Tirunesh Dibaba, who had broken through at global level by winning the world 5000m title in 2003, underlined her status by winning the 5000m/10,000m double at the 2005 World Championships in Helsinki, leading Ethiopian medal sweeps on both occasions.
Ethiopia’s Meseret Defar and Vivian Cheruiyot of Kenya duked it out over the course of the 2007 and 2009 World Championships. Defar took 5000m gold in Osaka in 14:57.91, with her Kenyan rival earning silver in 14:58.50.
Two years later in Berlin, however, the positions were reversed as Cheruiyot took the 5000m gold ahead of teammate Sylvia Kibet, with Defar having to be content with bronze.
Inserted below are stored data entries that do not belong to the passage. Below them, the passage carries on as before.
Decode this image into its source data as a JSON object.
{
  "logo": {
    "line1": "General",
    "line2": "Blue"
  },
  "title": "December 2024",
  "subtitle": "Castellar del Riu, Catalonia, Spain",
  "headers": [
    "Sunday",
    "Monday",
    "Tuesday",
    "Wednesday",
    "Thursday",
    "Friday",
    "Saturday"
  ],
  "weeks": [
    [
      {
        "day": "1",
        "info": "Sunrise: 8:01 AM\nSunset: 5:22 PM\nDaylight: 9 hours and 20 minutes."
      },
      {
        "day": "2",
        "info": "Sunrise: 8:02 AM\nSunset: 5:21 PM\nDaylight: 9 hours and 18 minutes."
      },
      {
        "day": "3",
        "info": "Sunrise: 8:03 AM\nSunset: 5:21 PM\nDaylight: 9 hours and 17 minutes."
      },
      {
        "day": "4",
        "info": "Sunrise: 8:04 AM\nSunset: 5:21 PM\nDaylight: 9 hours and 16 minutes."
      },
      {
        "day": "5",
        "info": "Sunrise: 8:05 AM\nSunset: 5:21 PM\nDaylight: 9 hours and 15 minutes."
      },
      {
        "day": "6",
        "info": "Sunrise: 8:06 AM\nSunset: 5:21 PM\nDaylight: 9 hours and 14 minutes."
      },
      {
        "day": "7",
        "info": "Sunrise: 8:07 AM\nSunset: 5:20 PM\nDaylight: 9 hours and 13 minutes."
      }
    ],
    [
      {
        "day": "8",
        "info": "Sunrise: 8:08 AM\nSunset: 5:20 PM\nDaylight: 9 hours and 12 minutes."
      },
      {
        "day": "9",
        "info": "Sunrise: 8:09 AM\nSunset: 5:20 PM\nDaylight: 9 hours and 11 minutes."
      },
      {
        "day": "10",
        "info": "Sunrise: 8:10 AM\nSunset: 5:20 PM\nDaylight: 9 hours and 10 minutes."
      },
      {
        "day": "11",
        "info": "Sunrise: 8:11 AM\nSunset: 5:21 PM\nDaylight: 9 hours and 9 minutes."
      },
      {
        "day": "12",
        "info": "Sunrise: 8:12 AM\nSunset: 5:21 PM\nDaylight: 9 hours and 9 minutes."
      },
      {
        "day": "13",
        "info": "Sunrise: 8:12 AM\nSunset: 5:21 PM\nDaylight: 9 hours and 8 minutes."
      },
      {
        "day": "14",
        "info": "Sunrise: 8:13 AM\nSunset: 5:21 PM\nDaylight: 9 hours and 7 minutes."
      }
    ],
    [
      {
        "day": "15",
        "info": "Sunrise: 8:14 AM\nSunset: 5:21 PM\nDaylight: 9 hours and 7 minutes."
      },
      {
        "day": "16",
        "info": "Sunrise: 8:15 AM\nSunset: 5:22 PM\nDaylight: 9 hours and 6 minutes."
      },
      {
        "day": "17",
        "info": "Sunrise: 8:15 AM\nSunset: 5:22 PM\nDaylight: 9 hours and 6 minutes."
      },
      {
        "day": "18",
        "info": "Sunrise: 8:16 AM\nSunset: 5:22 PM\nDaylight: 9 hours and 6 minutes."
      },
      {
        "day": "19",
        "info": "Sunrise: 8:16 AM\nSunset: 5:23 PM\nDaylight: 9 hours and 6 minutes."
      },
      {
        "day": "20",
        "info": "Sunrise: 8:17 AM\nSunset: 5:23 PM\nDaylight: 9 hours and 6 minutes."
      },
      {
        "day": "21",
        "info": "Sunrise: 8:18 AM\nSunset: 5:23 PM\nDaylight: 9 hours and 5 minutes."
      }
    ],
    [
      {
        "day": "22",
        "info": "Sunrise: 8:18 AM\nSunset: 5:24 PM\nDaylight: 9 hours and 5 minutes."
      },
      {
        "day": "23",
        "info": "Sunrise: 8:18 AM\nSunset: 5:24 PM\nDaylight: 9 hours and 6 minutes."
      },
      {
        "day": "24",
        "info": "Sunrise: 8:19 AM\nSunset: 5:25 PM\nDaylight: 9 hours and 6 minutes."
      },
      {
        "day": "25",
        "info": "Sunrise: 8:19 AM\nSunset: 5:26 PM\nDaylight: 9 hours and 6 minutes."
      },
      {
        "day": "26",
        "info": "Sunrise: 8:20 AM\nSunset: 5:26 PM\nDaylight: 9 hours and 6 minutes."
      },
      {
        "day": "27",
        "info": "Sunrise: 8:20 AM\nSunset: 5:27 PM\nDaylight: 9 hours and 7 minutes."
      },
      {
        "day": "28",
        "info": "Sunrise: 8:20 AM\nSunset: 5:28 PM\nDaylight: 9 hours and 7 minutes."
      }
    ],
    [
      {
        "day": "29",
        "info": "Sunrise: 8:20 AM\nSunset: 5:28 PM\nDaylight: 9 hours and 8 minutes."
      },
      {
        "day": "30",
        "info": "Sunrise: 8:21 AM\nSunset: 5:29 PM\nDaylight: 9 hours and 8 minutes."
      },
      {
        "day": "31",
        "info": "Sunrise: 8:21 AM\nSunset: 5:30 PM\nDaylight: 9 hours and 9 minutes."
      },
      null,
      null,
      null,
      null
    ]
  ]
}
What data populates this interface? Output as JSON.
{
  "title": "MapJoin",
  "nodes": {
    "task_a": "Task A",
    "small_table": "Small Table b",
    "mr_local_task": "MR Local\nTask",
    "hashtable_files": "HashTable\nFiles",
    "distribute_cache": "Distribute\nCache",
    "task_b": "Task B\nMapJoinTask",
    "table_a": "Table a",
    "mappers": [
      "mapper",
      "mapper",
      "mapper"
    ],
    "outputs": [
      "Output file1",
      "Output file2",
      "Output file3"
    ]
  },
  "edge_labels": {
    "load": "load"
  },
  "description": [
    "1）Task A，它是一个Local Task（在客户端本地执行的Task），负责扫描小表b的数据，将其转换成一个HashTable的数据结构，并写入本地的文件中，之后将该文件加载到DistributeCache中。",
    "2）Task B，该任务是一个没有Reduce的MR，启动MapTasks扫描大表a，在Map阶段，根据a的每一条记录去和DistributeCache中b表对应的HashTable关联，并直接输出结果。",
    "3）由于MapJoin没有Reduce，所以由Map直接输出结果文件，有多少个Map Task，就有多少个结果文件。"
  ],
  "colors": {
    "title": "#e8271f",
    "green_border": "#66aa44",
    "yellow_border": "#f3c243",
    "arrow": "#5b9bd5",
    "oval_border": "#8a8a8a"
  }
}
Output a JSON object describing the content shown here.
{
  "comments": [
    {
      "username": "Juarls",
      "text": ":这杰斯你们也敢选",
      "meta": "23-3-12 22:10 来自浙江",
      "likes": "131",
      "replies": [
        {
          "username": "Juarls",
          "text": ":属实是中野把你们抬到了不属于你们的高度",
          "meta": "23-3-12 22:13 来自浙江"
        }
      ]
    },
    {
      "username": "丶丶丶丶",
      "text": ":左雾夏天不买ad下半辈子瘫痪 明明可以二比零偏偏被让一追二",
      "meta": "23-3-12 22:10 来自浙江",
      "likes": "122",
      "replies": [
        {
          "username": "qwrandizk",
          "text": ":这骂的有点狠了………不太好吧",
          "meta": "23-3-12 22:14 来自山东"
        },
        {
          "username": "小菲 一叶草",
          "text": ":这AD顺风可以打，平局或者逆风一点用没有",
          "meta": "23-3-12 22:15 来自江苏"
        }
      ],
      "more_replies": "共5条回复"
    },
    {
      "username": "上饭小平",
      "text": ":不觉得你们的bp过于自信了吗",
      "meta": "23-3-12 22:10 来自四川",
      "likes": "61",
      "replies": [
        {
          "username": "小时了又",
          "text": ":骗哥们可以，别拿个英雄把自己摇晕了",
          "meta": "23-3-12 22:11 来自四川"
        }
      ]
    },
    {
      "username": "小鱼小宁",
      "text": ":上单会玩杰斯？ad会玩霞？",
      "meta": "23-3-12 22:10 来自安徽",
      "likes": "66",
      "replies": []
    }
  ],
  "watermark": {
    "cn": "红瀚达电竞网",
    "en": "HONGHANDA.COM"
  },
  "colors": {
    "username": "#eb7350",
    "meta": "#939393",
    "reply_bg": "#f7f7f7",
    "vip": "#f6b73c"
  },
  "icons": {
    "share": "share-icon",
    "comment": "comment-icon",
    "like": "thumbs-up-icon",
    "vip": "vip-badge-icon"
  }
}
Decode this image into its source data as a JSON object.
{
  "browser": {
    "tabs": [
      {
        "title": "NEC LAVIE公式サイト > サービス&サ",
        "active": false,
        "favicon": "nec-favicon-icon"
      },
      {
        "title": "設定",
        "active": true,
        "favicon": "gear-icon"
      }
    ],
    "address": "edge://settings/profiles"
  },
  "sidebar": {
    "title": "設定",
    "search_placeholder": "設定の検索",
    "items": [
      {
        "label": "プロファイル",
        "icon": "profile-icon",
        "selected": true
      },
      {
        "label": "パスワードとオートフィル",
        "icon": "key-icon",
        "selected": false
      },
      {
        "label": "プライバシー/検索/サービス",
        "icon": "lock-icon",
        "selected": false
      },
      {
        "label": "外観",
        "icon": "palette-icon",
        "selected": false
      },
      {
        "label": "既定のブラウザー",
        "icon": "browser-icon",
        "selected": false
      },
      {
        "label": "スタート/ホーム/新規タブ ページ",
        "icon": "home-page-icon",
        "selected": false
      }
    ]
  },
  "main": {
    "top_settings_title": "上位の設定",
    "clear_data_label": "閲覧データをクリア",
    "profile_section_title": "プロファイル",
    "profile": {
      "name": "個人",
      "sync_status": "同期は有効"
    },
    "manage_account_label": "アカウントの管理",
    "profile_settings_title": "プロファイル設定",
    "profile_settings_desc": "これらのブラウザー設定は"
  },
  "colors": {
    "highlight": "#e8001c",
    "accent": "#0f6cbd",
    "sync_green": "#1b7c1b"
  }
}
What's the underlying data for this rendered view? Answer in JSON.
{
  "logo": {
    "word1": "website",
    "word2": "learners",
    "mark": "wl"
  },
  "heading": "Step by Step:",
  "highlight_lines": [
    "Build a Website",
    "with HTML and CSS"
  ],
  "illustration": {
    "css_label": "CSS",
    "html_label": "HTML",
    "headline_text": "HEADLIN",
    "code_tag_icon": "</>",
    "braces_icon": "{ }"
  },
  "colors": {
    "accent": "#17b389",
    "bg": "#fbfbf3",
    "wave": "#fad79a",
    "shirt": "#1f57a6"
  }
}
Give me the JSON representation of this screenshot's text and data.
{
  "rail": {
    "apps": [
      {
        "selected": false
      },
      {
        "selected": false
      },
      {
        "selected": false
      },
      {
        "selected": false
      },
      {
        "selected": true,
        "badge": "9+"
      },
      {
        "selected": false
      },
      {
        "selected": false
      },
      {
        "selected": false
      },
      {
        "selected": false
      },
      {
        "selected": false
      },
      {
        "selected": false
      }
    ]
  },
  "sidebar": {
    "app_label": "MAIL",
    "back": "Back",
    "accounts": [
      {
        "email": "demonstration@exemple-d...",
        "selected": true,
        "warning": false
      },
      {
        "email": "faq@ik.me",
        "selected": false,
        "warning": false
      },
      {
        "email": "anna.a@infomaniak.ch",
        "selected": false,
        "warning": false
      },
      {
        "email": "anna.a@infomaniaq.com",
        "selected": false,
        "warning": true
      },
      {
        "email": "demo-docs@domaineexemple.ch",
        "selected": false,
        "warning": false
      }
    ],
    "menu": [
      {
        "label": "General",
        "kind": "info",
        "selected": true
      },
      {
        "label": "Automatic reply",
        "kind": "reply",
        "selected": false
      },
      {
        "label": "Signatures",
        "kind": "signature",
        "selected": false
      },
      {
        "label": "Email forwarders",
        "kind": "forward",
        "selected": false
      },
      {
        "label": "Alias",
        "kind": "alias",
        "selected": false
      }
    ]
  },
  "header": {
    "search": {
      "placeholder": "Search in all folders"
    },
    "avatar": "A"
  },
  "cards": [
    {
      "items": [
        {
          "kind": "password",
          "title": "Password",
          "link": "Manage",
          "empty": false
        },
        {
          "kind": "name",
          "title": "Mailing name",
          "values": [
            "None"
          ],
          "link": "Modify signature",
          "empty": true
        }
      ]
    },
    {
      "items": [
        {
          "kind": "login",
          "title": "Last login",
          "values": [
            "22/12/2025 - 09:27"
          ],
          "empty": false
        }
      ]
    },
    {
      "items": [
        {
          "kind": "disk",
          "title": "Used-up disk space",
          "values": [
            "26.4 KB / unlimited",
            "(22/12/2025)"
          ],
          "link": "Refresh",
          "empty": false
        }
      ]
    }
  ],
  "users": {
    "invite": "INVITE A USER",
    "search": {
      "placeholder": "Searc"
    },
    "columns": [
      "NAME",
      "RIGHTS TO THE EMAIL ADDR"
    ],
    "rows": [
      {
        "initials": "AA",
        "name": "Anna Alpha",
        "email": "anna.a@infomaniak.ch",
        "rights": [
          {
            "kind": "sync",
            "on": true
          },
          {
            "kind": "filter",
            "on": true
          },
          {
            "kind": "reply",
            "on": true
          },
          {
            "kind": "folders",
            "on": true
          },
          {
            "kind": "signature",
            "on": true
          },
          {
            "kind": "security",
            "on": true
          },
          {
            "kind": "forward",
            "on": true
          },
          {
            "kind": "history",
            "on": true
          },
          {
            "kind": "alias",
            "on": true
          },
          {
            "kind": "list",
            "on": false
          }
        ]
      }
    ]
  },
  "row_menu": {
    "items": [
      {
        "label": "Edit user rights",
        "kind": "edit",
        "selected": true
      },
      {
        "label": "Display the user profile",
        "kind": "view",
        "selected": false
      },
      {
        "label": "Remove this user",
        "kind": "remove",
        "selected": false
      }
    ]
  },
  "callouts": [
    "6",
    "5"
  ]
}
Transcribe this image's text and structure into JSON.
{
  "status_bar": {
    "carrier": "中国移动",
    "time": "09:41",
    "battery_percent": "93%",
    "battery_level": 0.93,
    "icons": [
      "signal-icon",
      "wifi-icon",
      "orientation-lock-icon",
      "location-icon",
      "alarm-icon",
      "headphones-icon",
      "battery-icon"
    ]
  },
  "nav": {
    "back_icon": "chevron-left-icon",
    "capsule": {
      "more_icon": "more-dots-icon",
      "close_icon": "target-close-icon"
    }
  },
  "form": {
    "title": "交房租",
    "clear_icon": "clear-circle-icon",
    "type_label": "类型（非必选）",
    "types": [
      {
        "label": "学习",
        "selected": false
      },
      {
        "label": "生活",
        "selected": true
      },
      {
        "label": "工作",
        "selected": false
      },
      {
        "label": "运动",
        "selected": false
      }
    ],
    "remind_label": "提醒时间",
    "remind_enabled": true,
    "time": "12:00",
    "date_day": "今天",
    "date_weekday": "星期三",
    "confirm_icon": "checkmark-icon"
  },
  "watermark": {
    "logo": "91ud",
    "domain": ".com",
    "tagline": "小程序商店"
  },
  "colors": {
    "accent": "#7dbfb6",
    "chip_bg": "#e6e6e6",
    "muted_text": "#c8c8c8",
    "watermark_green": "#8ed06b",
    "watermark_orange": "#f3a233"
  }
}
Two years on in Daegu, remarkably, the same three won the same medals, with Cheruiyot leading a Kenyan sweep in the 10,000m.
Defar returned to the top step of the women’s world 5000m podium at the 2013 edition in Moscow, with Kenya’s Mercy Cherono taking silver; the pattern was the same in the women’s 10,000m, where Tirunesh Dibaba earned gold ahead of another Kenyan Cherono - Gladys.
It was advantage Ethiopia in the women’s distance events at last year’s World Championships in Oregon as Gudaf Tsegay beat Beatrice Chebet to the title in the 5000m by 0.46 and Letesenbet Gidey earned gold ahead of Hellen Obiri in the 10,000m by 0.08.